Advantages and disadvantages of using genetic algorithms
There are some benefits of using genetic algorithms over other optimization methods.
- Sorting algorithms can be expressed as a tree using primitives, with each primitive representing a node. As a result, genetic algorithms may be simply utilized to explore the universe of potential trees for the best tree structure and parameter values associated with each node.
- Genetic algorithms maintain the finest subtrees and increase their chances of reproduction. Because a sub-tree is also a sorting algorithm, sorting algorithms can make use of this.
A genetic algorithm is a promising problem-solving tool, but it has a few flaws that might lead to inefficiency.
- It is tough to fine-tune the settings. It necessitates the determination of numerous parameters such as population size, mutation rate, and maximum run duration, as well as the creation of algorithms for selection, recombination, and mutation. Finding viable alternatives for these is a difficult task with little to no theoretical backing.

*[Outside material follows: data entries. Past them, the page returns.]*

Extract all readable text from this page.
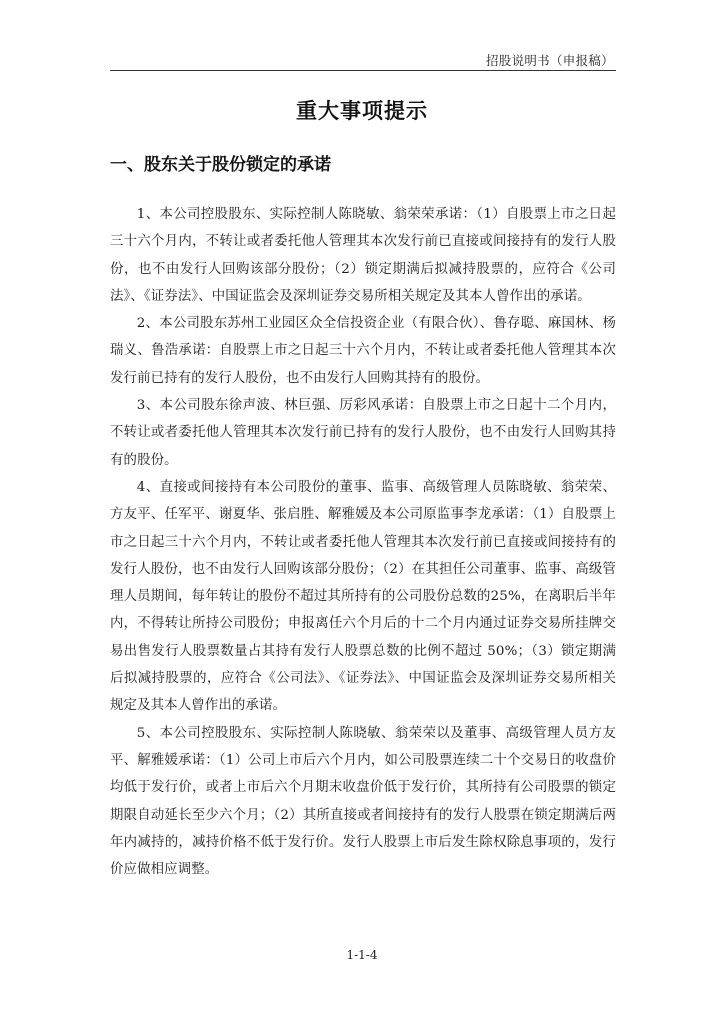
招股说明书（申报稿）
重大事项提示
一、股东关于股份锁定的承诺

1、本公司控股股东、实际控制人陈晓敏、翁荣荣承诺：（1）自股票上市之日起三十六个月内，不转让或者委托他人管理其本次发行前已直接或间接持有的发行人股份，也不由发行人回购该部分股份；（2）锁定期满后拟减持股票的，应符合《公司法》、《证券法》、中国证监会及深圳证券交易所相关规定及其本人曾作出的承诺。

2、本公司股东苏州工业园区众全信投资企业（有限合伙）、鲁存聪、麻国林、杨瑞义、鲁浩承诺：自股票上市之日起三十六个月内，不转让或者委托他人管理其本次发行前已持有的发行人股份，也不由发行人回购其持有的股份。

3、本公司股东徐声波、林巨强、厉彩风承诺：自股票上市之日起十二个月内，不转让或者委托他人管理其本次发行前已持有的发行人股份，也不由发行人回购其持有的股份。

4、直接或间接持有本公司股份的董事、监事、高级管理人员陈晓敏、翁荣荣、方友平、任军平、谢夏华、张启胜、解雅媛及本公司原监事李龙承诺：（1）自股票上市之日起三十六个月内，不转让或者委托他人管理其本次发行前已直接或间接持有的发行人股份，也不由发行人回购该部分股份；（2）在其担任公司董事、监事、高级管理人员期间，每年转让的股份不超过其所持有的公司股份总数的25%，在离职后半年内，不得转让所持公司股份；申报离任六个月后的十二个月内通过证券交易所挂牌交易出售发行人股票数量占其持有发行人股票总数的比例不超过 50%；（3）锁定期满后拟减持股票的，应符合《公司法》、《证券法》、中国证监会及深圳证券交易所相关规定及其本人曾作出的承诺。

5、本公司控股股东、实际控制人陈晓敏、翁荣荣以及董事、高级管理人员方友平、解雅媛承诺：（1）公司上市后六个月内，如公司股票连续二十个交易日的收盘价均低于发行价，或者上市后六个月期末收盘价低于发行价，其所持有公司股票的锁定期限自动延长至少六个月；（2）其所直接或者间接持有的发行人股票在锁定期满后两年内减持的，减持价格不低于发行价。发行人股票上市后发生除权除息事项的，发行价应做相应调整。

1-1-4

- There is no guarantee that convergence will occur. There is no guarantee that the algorithm will find a global optimum. It is possible that it will become caught in one of the local optima.
Conclusion
Choosing a suitable evolution algorithm is a critical decision. The evolution algorithm decides how many children will be produced, how many members of the current generation will be replaced, and so on. With this article, we have understood the optimization requirement in sorting and the usage of GA for optimizing sorting algorithms.